Mr Usherdown shuffled to the nearest barred window, where the Saint joined him. The opening did not look out on the front of the palace, where the latest activity had been, but through it drifted echoes of clangings and hammerings and a natter of filtered voices erupting in occasional screeches of peak enthusiasm.

“Yûsuf has a well-drilling rig of his own now,” Mr Usherdown said. “He bought it after the big company refused to put in any more wells, and he’s only been waiting to be told where to use it. They must be setting it up already, where you told them to.”

“How long will it take ’em to find out if it’s doing them any good?”

“I don’t know. I never had to study that sort of engineering. It seems to me if they were good enough they could get it working in less than a week, because they don’t have any union hours, and then of course they’d be expecting something from the minute the drill started to go down. I don’t know how many feet a day this kit he’s got could drill, but they wouldn’t wonder how deep they might have to go, either—”

“All right,” said the Saint impatiently. “We can figure we’ve got a few days, anyhow.”

“I wish I knew why they didn’t bring Vi back with us,” Mr Usherdown said worriedly.

There was no answer to that for almost an hour, when the door was flung open again and Tâlib came in. He was accompanied by one of the possible eunuchs, an ordinary manservant, and a dumpy woman heavily swathed in drab veils; a militiaman armed with a Tommy-gun brought up the rear, and stopped in the doorway with his weapon at the ready and a very competent look in his eye. The woman bustled on through the apartment, located a suitcase, and began to stuff it with everything feminine that caught her eye. The manservant followed her, examining the articles which she discarded, opening drawers and cabinets, and occasionally tucking things away in his pockets.

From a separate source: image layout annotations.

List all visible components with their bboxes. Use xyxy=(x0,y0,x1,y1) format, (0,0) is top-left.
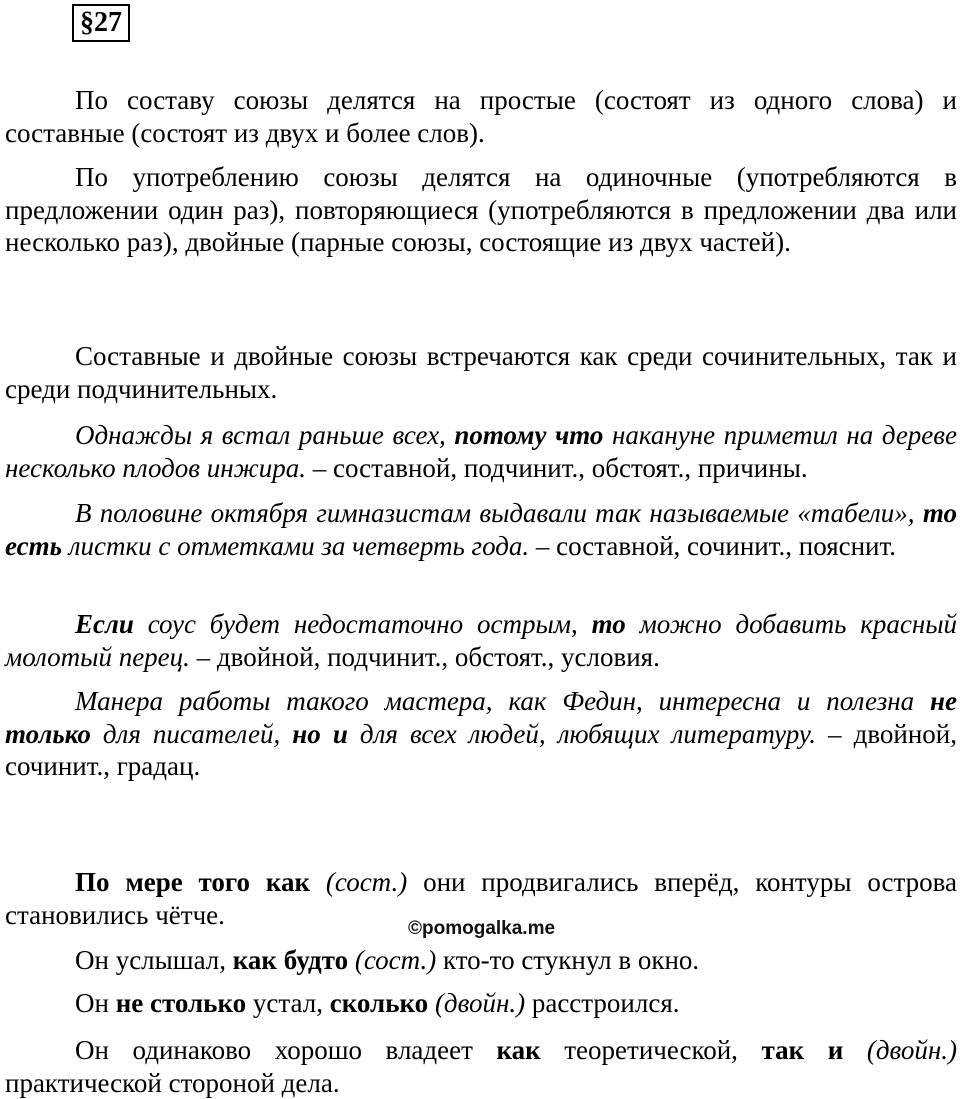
paragraph-text: По составу союзы делятся на простые (состоят из одного слова) и составные (состоят из двух и более слов). xyxy=(5,85,957,148)
example-text: соус будет недостаточно острым, xyxy=(133,609,592,639)
example-sentence-7 xyxy=(5,987,957,1020)
example-text: для всех людей, любящих литературу. xyxy=(347,718,816,749)
example-text: Он услышал, xyxy=(75,945,233,975)
example-text: устал, xyxy=(246,988,330,1018)
example-text: для писателей, xyxy=(90,718,293,749)
example-text: Он xyxy=(75,988,116,1018)
conjunction: Если xyxy=(75,609,134,639)
analysis-note: – двойной, сочинит., градац. xyxy=(5,718,957,781)
paragraph-text: Составные и двойные союзы встречаются как среди сочинительных, так и среди подчинительных. xyxy=(5,341,957,404)
watermark: ©pomogalka.me xyxy=(408,918,556,939)
conjunction-type-mark: (сост.) xyxy=(354,945,437,975)
example-text: расстроился. xyxy=(525,988,680,1018)
conjunction-type-mark: (двойн.) xyxy=(866,1035,957,1065)
paragraph-composition xyxy=(5,84,957,149)
example-text: В половине октября гимназистам выдавали так называемые «табели», xyxy=(75,498,923,528)
analysis-note: – составной, сочинит., пояснит. xyxy=(529,530,897,561)
conjunction: не столько xyxy=(115,988,247,1018)
conjunction: не только xyxy=(5,686,957,749)
example-sentence-1 xyxy=(5,419,957,484)
example-sentence-6 xyxy=(5,944,957,977)
section-number: §27 xyxy=(72,4,130,42)
conjunction: По мере того как xyxy=(75,867,311,897)
example-text: они продвигались вперёд, контуры острова становились чётче. xyxy=(5,867,957,930)
example-text: листки с отметками за четверть года. xyxy=(61,530,530,561)
conjunction: сколько xyxy=(329,988,429,1018)
paragraph-usage xyxy=(5,161,957,259)
conjunction: то есть xyxy=(5,498,957,561)
conjunction: как xyxy=(496,1035,541,1065)
paragraph-text: По употреблению союзы делятся на одиночные (употребляются в предложении один раз), повторяющиеся (употребляются в предложении два или несколько раз), двойные (парные союзы, состоящие из двух частей). xyxy=(5,162,957,257)
conjunction: как будто xyxy=(232,945,349,975)
example-sentence-3 xyxy=(5,608,957,673)
example-sentence-2 xyxy=(5,497,957,562)
example-sentence-4 xyxy=(5,685,957,783)
example-text: Однажды я встал раньше всех, xyxy=(75,420,455,450)
example-text: теоретической, xyxy=(540,1035,762,1065)
conjunction: то xyxy=(591,609,626,639)
conjunction: так и xyxy=(761,1035,844,1065)
example-text: Он одинаково хорошо владеет xyxy=(75,1035,497,1065)
conjunction-type-mark: (двойн.) xyxy=(434,988,526,1018)
example-text: накануне приметил на дереве несколько плодов инжира. xyxy=(5,420,957,483)
example-text: Манера работы такого мастера, как Федин, интересна и полезна xyxy=(75,686,931,716)
analysis-note: – составной, подчинит., обстоят., причины. xyxy=(305,452,808,483)
conjunction: но и xyxy=(292,718,348,749)
example-text: кто-то стукнул в окно. xyxy=(436,945,700,975)
conjunction-type-mark: (сост.) xyxy=(325,867,408,897)
example-text: практической стороной дела. xyxy=(5,1067,340,1098)
example-text: можно добавить красный молотый перец. xyxy=(5,609,958,672)
conjunction: потому что xyxy=(454,420,604,450)
paragraph-composite-double xyxy=(5,340,957,405)
analysis-note: – двойной, подчинит., обстоят., условия. xyxy=(189,641,660,672)
example-sentence-8 xyxy=(5,1034,957,1099)
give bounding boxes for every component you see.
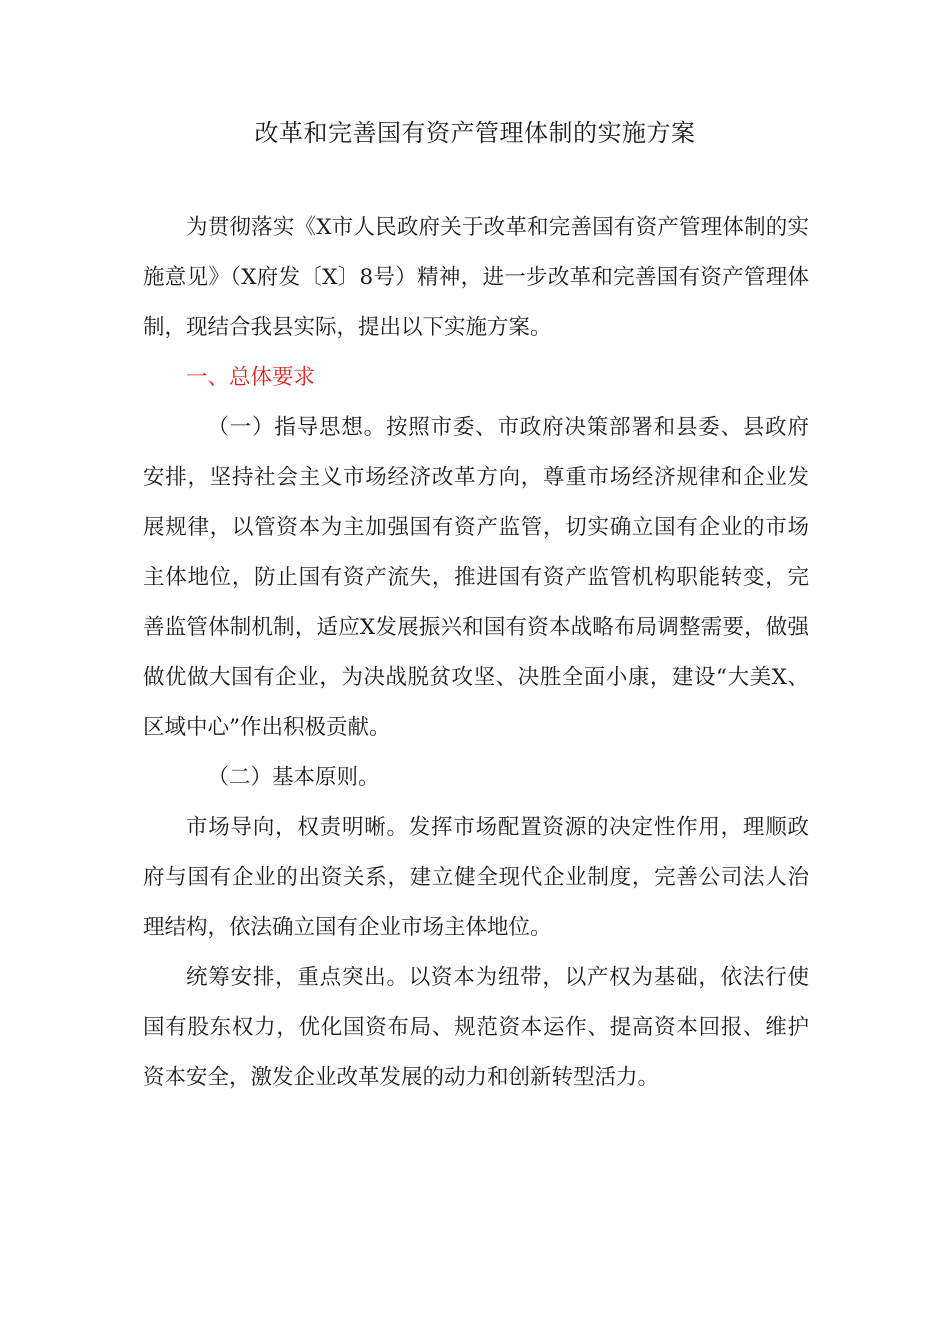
document-title: 改革和完善国有资产管理体制的实施方案 (254, 119, 696, 147)
intro-paragraph: 为贯彻落实《X市人民政府关于改革和完善国有资产管理体制的实施意见》（X府发〔X〕8号）精神，进一步改革和完善国有资产管理体制，现结合我县实际，提出以下实施方案。 (143, 215, 809, 340)
section-heading-general-requirements: 一、总体要求 (186, 365, 316, 390)
principle-market-orientation-paragraph: 市场导向，权责明晰。发挥市场配置资源的决定性作用，理顺政府与国有企业的出资关系，建立健全现代企业制度，完善公司法人治理结构，依法确立国有企业市场主体地位。 (143, 815, 809, 940)
guiding-ideology-paragraph: （一）指导思想。按照市委、市政府决策部署和县委、县政府安排，坚持社会主义市场经济改革方向，尊重市场经济规律和企业发展规律，以管资本为主加强国有资产监管，切实确立国有企业的市场主体地位，防止国有资产流失，推进国有资产监管机构职能转变，完善监管体制机制，适应X发展振兴和国有资本战略布局调整需要，做强做优做大国有企业，为决战脱贫攻坚、决胜全面小康，建设“大美X、区域中心”作出积极贡献。 (143, 415, 809, 740)
basic-principles-heading: （二）基本原则。 (207, 765, 380, 790)
principle-overall-planning-paragraph: 统筹安排，重点突出。以资本为纽带，以产权为基础，依法行使国有股东权力，优化国资布局、规范资本运作、提高资本回报、维护资本安全，激发企业改革发展的动力和创新转型活力。 (143, 965, 809, 1090)
document-body (143, 203, 809, 1103)
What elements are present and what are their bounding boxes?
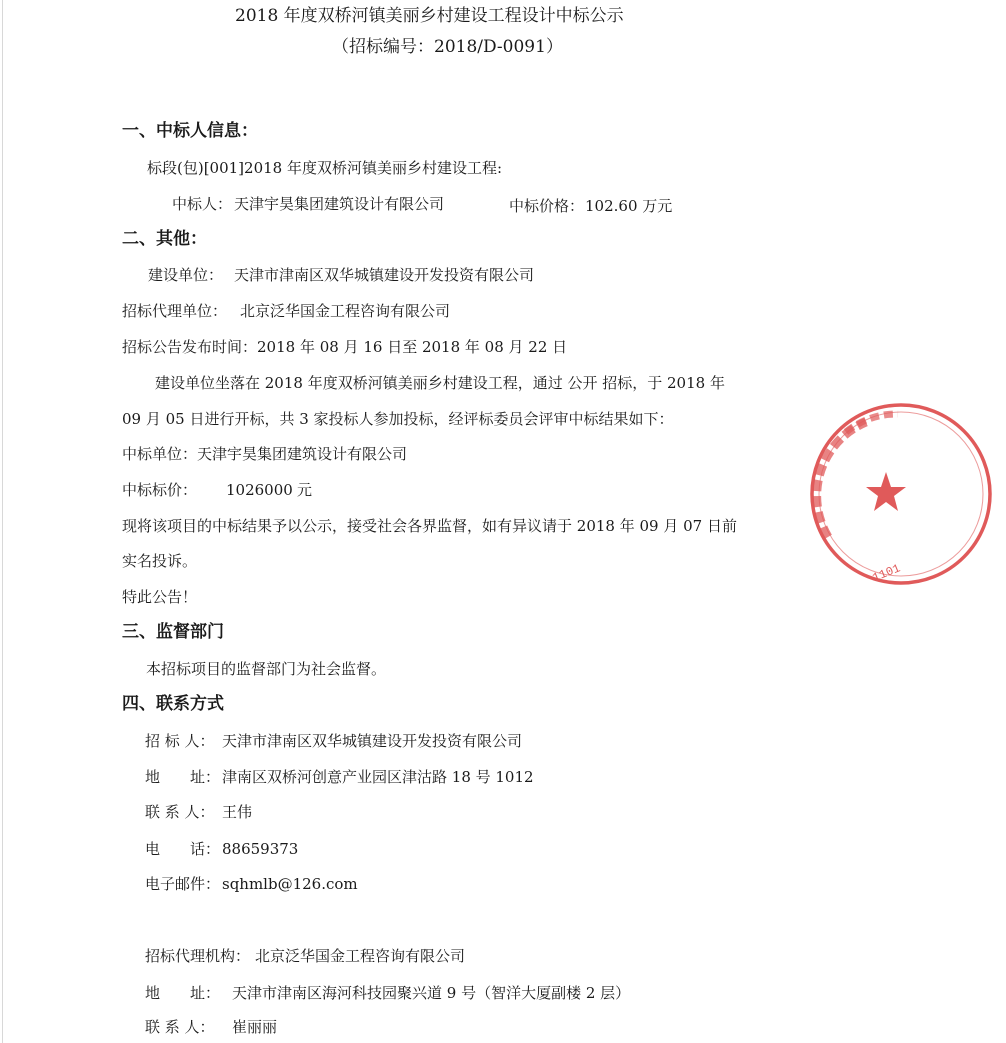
paragraph-1-line-1: 建设单位坐落在 2018 年度双桥河镇美丽乡村建设工程，通过 公开 招标，于 2018 年	[155, 374, 725, 392]
winner-label: 中标人：	[172, 195, 233, 213]
agency-address: 天津市津南区海河科技园聚兴道 9 号（智洋大厦副楼 2 层）	[232, 984, 631, 1002]
lot-line: 标段(包)[001]2018 年度双桥河镇美丽乡村建设工程:	[147, 159, 503, 177]
email-label: 电子邮件：	[145, 875, 221, 893]
contact-label: 联 系 人：	[145, 803, 215, 821]
bid-price-label: 中标标价：	[122, 481, 198, 499]
construction-unit: 天津市津南区双华城镇建设开发投资有限公司	[234, 266, 535, 284]
paragraph-1-line-2: 09 月 05 日进行开标，共 3 家投标人参加投标，经评标委员会评审中标结果如下：	[122, 410, 674, 428]
address-value: 津南区双桥河创意产业园区津沽路 18 号 1012	[222, 768, 534, 786]
seal-serial-number: 1101	[870, 561, 903, 586]
paragraph-2-line-2: 实名投诉。	[122, 552, 198, 570]
official-seal	[806, 402, 903, 592]
tenderer-name: 天津市津南区双华城镇建设开发投资有限公司	[222, 732, 523, 750]
contact-name: 王伟	[222, 803, 253, 821]
agency-name: 北京泛华国金工程咨询有限公司	[255, 947, 466, 965]
supervision-text: 本招标项目的监督部门为社会监督。	[146, 660, 387, 678]
section-3-heading: 三、监督部门	[122, 622, 224, 642]
winning-unit-line: 中标单位：天津宇昊集团建筑设计有限公司	[122, 445, 408, 463]
section-1-heading: 一、中标人信息：	[122, 121, 258, 141]
agency-address-label: 地 址：	[145, 984, 221, 1002]
phone-label: 电 话：	[145, 840, 221, 858]
construction-unit-label: 建设单位：	[148, 266, 224, 284]
page-edge	[2, 0, 3, 1043]
agency-label: 招标代理机构：	[145, 947, 251, 965]
bid-price-unit: 元	[297, 481, 313, 499]
phone-value: 88659373	[222, 840, 299, 858]
star-icon	[866, 472, 906, 511]
tender-number: （招标编号：2018/D-0091）	[332, 37, 563, 57]
agent-label: 招标代理单位：	[122, 302, 228, 320]
email-value[interactable]: sqhmlb@126.com	[222, 875, 358, 893]
notice-time: 招标公告发布时间：2018 年 08 月 16 日至 2018 年 08 月 22 日	[122, 338, 568, 356]
tenderer-label: 招 标 人：	[145, 732, 215, 750]
closing-line: 特此公告！	[122, 588, 198, 606]
section-4-heading: 四、联系方式	[122, 694, 224, 714]
paragraph-2-line-1: 现将该项目的中标结果予以公示，接受社会各界监督，如有异议请于 2018 年 09 月 07 日前	[122, 517, 737, 535]
price-value: 102.60 万元	[585, 197, 673, 215]
page-title: 2018 年度双桥河镇美丽乡村建设工程设计中标公示	[235, 6, 624, 26]
seal-graphic	[806, 402, 1006, 592]
section-2-heading: 二、其他：	[122, 229, 207, 249]
agent-name: 北京泛华国金工程咨询有限公司	[240, 302, 451, 320]
agency-contact: 崔丽丽	[232, 1018, 278, 1036]
agency-contact-label: 联 系 人：	[145, 1018, 215, 1036]
winner-name: 天津宇昊集团建筑设计有限公司	[234, 195, 445, 213]
bid-price-value: 1026000	[226, 481, 293, 499]
address-label: 地 址：	[145, 768, 221, 786]
price-label: 中标价格：	[509, 197, 585, 215]
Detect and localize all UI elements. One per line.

“What’s the idea?” bleated Mr Usherdown. “And where’s my wife?”

“Wife go live with Sheik’s other wife mothers,” Tâlib said. “Sheik don’t want her live with you no more, no sir. But take yourself easy. Nobody hurt her. Sheik only make sure you don’t be like jealous husband, perhaps bump her over yourself. Or perhaps you and friend try run off with her. Not bloody like it.”

He spoke to the big Negro, who gave Tâlib his scimitar to hold while he made a quick but thorough search of Simon’s and Mr Usherdown’s persons.